Former India captain Sourav Ganguly is poised to take over as the president of the country’s cricket board as nominations closed Monday for elections to the sport’s wealthiest and most powerful body.
Ganguly, 47, was the only candidate to file his nomination for the top post after being unanimously chosen as the presidential candidate at a meeting of the Board of Control for Cricket in India (BCCI) members in Mumbai on Sunday.
One of the most successful national captains in the sport, Ganguly is set to be elected unopposed when BCCI elections are held on October 23.
|"Sourav Ganguly is a Bengali and also a former cricketer and so we will get some added advantage due to it. We will probably be more comfortable while discussing different issues with him. Many of us here have connections with him on a personal level and I think that will definitely be helpful. We can freely talk about the series that we could not play, some bilateral series and also regarding some junior level programmes with him."
BCB MEDIA COMMITTEE CHAIRMAN
The left-handed opener retired from Test cricket in 2008 having accumulated 7,212 runs. Last month, he was re-elected president of the Cricket Association of Bengal.
“I am happy with the appointment because this is the time when BCCI’s image has got hampered and it’s a great opportunity for me to do something. It’s a big responsibility because it is the biggest organisation in the world of cricket. It will be a challenge,” Ganguly told reporters after filing his nomination papers.

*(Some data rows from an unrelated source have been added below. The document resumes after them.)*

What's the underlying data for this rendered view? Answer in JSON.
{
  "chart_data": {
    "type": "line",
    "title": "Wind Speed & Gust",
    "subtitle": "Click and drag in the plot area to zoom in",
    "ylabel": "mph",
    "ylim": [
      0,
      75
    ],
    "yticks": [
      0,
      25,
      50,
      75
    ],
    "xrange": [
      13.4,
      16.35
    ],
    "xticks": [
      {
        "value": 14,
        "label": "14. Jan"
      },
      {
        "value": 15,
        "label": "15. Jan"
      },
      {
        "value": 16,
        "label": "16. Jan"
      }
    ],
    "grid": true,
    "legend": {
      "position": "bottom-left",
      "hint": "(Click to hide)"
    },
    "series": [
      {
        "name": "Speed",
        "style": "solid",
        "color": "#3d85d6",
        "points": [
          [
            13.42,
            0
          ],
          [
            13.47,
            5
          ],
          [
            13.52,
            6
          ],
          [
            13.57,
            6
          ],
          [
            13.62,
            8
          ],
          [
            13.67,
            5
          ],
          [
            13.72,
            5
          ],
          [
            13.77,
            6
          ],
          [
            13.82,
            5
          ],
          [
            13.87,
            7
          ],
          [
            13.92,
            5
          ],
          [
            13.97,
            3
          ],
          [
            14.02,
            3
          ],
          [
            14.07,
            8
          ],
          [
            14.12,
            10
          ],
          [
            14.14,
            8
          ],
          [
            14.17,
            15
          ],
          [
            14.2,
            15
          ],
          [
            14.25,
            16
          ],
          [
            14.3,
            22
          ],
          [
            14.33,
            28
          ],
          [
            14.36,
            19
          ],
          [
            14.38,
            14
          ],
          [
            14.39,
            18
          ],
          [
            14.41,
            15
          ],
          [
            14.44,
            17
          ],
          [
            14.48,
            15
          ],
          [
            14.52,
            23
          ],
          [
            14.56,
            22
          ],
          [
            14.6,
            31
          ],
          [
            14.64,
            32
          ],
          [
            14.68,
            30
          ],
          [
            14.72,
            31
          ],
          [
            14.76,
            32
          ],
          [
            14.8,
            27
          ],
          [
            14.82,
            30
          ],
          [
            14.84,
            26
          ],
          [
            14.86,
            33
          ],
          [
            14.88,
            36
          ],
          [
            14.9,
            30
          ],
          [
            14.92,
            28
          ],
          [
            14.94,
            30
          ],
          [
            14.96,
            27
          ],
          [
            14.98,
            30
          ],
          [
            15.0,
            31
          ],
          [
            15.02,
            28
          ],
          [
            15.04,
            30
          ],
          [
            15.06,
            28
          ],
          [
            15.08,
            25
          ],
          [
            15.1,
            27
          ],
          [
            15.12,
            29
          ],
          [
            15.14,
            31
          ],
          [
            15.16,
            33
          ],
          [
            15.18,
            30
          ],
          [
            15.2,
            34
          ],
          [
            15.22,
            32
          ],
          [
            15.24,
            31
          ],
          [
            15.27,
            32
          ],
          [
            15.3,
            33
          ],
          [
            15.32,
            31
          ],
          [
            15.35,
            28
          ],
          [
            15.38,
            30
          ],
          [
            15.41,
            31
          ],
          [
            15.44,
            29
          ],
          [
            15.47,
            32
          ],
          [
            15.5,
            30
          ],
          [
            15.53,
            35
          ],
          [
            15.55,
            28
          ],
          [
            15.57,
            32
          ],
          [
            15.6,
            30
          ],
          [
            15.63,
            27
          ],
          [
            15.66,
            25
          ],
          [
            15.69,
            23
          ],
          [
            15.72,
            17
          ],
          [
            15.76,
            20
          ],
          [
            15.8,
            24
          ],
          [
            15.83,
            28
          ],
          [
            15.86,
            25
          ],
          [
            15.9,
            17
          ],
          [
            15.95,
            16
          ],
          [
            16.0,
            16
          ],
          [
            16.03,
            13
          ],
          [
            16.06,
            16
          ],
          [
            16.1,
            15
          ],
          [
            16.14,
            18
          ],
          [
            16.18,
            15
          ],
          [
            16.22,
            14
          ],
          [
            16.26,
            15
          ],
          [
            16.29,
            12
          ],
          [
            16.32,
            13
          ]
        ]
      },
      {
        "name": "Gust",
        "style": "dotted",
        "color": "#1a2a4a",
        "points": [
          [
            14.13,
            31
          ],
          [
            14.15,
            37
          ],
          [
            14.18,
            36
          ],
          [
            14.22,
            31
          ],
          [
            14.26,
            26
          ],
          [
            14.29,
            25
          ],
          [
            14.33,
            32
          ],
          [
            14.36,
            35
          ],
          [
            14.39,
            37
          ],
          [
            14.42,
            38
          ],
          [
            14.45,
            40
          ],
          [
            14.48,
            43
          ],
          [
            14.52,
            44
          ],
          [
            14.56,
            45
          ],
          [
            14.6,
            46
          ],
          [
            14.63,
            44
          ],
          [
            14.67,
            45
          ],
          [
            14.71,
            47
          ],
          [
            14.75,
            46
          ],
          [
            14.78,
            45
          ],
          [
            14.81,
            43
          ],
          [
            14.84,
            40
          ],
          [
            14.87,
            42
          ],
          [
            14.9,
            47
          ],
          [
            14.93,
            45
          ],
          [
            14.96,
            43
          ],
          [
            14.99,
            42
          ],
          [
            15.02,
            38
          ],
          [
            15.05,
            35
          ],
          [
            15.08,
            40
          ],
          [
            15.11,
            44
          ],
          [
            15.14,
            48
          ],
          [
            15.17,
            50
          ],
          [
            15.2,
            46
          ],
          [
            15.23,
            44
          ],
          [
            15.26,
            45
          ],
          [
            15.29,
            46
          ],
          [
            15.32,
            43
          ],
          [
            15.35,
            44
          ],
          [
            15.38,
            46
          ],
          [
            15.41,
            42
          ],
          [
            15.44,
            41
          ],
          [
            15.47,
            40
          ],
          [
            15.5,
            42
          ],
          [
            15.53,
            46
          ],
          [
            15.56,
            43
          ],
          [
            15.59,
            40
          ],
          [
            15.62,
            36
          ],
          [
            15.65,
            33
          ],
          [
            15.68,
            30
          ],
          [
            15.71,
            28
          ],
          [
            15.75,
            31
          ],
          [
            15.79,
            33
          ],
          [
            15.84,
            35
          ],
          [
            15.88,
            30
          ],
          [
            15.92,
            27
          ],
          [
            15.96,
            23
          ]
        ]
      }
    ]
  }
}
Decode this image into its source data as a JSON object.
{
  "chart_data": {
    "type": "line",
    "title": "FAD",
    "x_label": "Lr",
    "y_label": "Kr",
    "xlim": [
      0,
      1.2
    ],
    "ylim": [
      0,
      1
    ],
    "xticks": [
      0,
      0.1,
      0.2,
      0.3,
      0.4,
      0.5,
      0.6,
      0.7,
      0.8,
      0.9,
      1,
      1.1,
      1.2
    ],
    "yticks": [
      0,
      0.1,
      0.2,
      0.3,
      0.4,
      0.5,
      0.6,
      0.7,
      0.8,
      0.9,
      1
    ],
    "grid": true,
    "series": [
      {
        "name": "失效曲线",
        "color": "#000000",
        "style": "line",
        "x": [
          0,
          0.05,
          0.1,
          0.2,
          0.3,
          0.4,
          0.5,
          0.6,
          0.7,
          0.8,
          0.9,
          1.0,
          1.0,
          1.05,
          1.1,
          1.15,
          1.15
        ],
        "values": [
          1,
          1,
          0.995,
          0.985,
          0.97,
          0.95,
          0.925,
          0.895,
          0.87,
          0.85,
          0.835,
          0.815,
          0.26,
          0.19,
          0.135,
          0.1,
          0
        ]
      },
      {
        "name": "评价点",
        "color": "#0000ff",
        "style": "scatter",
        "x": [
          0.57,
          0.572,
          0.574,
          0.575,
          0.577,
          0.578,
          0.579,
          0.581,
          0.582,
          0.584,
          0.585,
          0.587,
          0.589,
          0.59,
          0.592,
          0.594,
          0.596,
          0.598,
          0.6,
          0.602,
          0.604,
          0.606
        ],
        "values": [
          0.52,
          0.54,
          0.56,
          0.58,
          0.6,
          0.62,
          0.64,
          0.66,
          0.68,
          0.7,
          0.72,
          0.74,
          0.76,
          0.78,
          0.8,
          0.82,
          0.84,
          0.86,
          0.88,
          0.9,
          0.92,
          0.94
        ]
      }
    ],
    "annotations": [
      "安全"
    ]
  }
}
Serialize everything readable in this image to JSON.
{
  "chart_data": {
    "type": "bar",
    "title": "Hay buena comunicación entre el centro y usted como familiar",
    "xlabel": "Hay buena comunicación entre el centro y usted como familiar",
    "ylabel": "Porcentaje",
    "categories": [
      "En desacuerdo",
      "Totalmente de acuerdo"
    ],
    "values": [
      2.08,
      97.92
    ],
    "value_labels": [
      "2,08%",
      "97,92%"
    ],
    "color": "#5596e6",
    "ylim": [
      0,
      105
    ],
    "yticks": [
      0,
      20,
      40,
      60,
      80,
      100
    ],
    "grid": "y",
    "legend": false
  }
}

“That’s one area that we will look into,” said Ganguly when asked about India’s representation at ICC. “We haven’t received any money from ICC in the last few years. Money in the sense what we deserve.
“For me, my biggest focus will be first-class cricket,” Ganguly revealed. “I have been very vocal about looking after the first-class players, especially the time they invest. First-class cricket is the base, the strength. I have written so many times in the last few years that the remunerations need to increase manifold. Look at cricket structure, look how governance happens and see smooth functioning happens with no issues.”
Ganguly will, however, have to go in for a cooling off period from July 2020 under the new rules. He has been holding posts in Cricket Association of Bengal for the past five years and an administrator can only serve six years on the trot.
Ganguly will be the second Indian captain to hold the top job in BCCI once elected after the Maharajkumar of Vizianagram, Vijay Ananda Gajapathi Raju, who became the president of BCCI in 1954.